Three eras of Mustang dominate the Ford pony car conversation. There’s the original 1964-73 classic Mustangs, the cheap and tuneable 1979-1993 Fox body cars, and the two generations of retro cars produced between 2005 and today.

But it’s easy to forget that Ford built some great Mustangs in the periods between those cars. Okay, not so much in the mid-1970s Mustang II years, although sales numbers from the time would have you believe otherwise. But Mustangs like this 2000 SVT Cobra R wouldn’t look out of place next to a Porsche 911 GT3 in any car collection, which must be where this one had spent its life to explain its criminally low 365 miles.

Just 300 Cobra Rs were built for 2000, everyone finished in the same Performance Red paint and featuring a huge power dome hood and even huger rear wing on the trunk lid. Inside, there’s no radio, air conditioning, or rear seats. And that wasn’t just posturing; the Cobra R was as serious about total performance as anything from Porsche’s motorsports department.

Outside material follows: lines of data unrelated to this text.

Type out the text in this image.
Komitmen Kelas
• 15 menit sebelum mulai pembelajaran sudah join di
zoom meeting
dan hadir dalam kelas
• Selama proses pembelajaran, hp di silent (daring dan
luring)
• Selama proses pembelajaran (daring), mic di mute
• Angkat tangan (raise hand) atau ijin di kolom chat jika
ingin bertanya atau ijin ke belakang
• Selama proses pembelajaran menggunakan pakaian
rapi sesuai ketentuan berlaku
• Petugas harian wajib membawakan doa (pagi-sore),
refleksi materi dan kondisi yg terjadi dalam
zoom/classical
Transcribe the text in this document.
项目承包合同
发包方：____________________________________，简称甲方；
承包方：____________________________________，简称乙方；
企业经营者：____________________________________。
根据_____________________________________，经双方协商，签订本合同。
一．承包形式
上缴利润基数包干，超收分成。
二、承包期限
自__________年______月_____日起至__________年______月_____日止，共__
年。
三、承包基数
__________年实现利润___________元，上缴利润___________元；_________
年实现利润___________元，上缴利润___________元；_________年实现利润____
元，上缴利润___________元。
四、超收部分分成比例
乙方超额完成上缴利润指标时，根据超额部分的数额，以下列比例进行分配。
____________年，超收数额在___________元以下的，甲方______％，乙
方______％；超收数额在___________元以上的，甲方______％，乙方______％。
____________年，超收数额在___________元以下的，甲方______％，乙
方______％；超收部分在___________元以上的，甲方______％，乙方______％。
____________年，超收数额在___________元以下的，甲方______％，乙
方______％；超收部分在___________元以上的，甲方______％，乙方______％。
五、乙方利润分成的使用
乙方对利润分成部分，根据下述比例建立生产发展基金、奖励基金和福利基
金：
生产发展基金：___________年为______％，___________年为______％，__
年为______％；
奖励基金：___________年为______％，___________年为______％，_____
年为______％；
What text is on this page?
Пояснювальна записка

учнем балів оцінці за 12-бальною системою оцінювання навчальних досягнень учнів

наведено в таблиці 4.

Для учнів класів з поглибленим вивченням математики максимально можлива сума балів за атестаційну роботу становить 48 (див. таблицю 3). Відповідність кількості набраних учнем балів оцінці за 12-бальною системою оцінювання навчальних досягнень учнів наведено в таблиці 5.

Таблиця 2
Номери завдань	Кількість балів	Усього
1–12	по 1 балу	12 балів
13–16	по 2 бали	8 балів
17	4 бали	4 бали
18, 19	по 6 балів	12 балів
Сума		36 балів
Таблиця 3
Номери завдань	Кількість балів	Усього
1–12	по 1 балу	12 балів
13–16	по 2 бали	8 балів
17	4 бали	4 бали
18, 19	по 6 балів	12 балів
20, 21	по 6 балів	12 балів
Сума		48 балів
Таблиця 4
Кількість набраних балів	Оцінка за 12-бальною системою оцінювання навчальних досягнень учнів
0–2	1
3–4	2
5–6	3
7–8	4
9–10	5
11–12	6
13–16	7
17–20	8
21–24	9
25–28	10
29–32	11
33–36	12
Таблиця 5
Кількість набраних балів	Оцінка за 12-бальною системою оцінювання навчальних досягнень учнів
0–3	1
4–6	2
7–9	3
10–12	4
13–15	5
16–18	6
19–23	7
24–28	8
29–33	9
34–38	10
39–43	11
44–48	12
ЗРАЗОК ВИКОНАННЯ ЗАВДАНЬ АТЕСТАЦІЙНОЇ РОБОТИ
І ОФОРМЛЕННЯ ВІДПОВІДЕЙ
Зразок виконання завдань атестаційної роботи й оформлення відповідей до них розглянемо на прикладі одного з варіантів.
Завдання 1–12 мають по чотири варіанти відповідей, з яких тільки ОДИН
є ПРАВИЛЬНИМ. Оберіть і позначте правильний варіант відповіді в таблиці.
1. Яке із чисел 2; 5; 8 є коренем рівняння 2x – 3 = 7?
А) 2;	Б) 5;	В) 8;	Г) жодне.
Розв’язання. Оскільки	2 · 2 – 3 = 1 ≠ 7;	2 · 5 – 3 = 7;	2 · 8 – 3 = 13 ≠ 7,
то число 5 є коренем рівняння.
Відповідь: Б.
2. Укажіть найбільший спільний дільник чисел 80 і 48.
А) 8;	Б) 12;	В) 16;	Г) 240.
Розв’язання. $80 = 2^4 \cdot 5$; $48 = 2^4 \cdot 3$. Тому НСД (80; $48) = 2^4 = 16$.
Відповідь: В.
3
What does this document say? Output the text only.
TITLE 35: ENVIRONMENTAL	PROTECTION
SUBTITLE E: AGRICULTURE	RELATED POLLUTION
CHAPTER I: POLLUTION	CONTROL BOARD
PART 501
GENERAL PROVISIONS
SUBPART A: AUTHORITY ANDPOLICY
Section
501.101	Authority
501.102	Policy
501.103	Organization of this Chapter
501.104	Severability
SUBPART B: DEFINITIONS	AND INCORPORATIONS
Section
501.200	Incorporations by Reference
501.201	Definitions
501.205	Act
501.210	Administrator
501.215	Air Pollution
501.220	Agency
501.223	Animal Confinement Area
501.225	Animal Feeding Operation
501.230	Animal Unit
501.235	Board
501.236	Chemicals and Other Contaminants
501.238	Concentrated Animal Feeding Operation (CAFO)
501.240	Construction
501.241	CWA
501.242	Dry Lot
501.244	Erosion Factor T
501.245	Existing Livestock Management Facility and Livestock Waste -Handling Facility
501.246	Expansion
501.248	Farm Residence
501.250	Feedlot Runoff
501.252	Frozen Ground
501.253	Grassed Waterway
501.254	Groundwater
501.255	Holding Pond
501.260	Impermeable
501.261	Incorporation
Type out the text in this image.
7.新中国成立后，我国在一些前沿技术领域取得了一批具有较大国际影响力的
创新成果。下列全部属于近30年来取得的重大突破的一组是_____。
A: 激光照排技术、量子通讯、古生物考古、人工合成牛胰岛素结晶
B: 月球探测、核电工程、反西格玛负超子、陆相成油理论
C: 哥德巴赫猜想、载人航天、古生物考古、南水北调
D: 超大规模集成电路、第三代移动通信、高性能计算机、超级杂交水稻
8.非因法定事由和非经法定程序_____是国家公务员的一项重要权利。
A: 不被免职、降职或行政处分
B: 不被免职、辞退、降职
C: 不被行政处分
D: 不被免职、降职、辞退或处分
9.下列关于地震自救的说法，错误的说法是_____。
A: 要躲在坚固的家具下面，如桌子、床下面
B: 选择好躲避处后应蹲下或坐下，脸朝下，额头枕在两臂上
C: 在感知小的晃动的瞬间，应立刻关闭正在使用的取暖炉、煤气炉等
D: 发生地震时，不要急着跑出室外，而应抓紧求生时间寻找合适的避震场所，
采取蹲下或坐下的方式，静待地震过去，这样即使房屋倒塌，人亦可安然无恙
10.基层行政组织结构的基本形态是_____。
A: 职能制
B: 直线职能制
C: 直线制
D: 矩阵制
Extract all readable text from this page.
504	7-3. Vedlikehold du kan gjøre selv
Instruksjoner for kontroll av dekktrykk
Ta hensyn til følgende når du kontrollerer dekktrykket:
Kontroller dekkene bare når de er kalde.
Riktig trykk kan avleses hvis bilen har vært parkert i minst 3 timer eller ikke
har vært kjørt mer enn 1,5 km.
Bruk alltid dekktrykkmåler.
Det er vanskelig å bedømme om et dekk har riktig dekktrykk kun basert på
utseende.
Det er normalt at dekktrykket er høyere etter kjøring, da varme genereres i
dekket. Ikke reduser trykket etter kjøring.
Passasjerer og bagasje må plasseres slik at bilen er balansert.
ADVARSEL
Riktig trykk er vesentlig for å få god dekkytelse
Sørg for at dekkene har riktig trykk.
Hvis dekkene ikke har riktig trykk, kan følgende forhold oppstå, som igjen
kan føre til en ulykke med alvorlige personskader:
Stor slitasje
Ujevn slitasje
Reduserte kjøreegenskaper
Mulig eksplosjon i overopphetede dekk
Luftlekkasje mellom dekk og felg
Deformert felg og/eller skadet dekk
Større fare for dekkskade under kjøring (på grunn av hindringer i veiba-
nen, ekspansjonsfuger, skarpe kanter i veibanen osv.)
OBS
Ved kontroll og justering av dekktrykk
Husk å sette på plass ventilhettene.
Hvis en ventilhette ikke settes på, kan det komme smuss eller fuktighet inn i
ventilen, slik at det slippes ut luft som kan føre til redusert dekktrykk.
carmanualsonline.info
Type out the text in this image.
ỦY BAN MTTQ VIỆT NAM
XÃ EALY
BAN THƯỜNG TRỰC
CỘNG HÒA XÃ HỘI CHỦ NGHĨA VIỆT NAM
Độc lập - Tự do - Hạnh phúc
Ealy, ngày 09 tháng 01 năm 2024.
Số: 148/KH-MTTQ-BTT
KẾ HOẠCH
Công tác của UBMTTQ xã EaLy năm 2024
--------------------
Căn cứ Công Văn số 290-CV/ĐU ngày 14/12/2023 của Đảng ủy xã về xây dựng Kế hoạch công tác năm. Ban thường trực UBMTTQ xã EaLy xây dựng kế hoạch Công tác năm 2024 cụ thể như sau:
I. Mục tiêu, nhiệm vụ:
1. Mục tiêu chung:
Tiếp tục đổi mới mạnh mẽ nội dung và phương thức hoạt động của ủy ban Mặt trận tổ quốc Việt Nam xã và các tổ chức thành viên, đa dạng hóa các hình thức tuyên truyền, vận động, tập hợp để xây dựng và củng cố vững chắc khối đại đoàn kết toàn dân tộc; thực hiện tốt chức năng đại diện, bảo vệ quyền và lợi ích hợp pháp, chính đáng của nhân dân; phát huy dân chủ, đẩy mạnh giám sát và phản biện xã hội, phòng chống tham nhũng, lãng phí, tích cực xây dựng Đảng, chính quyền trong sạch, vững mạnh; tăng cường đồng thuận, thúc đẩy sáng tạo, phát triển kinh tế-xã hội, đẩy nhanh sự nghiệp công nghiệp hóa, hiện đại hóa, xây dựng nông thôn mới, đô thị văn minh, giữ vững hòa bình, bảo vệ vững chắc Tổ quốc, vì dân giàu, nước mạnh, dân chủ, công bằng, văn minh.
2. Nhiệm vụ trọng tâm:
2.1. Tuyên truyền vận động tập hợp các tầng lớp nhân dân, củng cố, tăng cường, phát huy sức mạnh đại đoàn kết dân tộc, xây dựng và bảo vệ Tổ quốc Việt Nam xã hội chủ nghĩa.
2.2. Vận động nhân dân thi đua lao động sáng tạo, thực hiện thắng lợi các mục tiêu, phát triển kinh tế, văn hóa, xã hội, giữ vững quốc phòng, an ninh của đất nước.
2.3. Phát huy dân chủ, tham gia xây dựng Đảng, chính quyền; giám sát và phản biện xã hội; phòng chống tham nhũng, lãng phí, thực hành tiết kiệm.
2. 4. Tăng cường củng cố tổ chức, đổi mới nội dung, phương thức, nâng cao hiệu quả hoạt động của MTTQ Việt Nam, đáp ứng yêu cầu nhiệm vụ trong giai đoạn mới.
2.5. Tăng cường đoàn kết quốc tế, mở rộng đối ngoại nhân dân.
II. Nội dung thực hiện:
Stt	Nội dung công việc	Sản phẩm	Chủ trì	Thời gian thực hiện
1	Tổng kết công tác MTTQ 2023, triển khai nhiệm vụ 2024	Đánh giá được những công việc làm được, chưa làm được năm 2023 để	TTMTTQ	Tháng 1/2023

The front foglights were omitted, replaced by air ducts to cool the Brembo brakes, there was a side exit exhaust because conventional rear-exit pipes wouldn’t clear the racing-style fuel cell. Like all SVT Cobras, and unlike regular Mustangs, it featured independent rear suspension, in this case with Eibach springs and Bilstein shocks, and the quad-cam 5.4-liter V8 made 385 hp and a neatly matching 385 lb-ft of shove, all channeled through a six-speed manual transmission.

Related: Think The Ford Mustang Mach-E Is Sacrilege? Check Out This 1978 Mustang II King Cobra

We’ve become so desensitized by big power outputs that the R’s sub-400 hp showing doesn’t sound that amazing. But a 175mph top end and 13.2-second quarter mile capability was badass back at the turn of the new millennium. Presumably, though, this car’s two owners never got to experience either, because with only 365 miles on the clock it’s not even run in.

Ford actually refused to sell the ’95 Cobra Rs to anyone without a race license after seeing the ’93 models get mothballed by collectors, but abandoned the requirement for the 2000 car. Sadly, that meant many of these cars never got used, and the low 300-unit run, plus the authenticity of the whole performance enhancement program for the R means this low mileage example currently being auctioned on Bring-a-Trailer is likely to go straight into another collection.

If you want it for your collection get bidding before the hammer drops on Wednesday, October 27. But be prepared to sell your house to take it home. A brand new Shelby GT500 has an MSRP of $72,900 but bidding had already reached $80,000 on this car with six days still to go.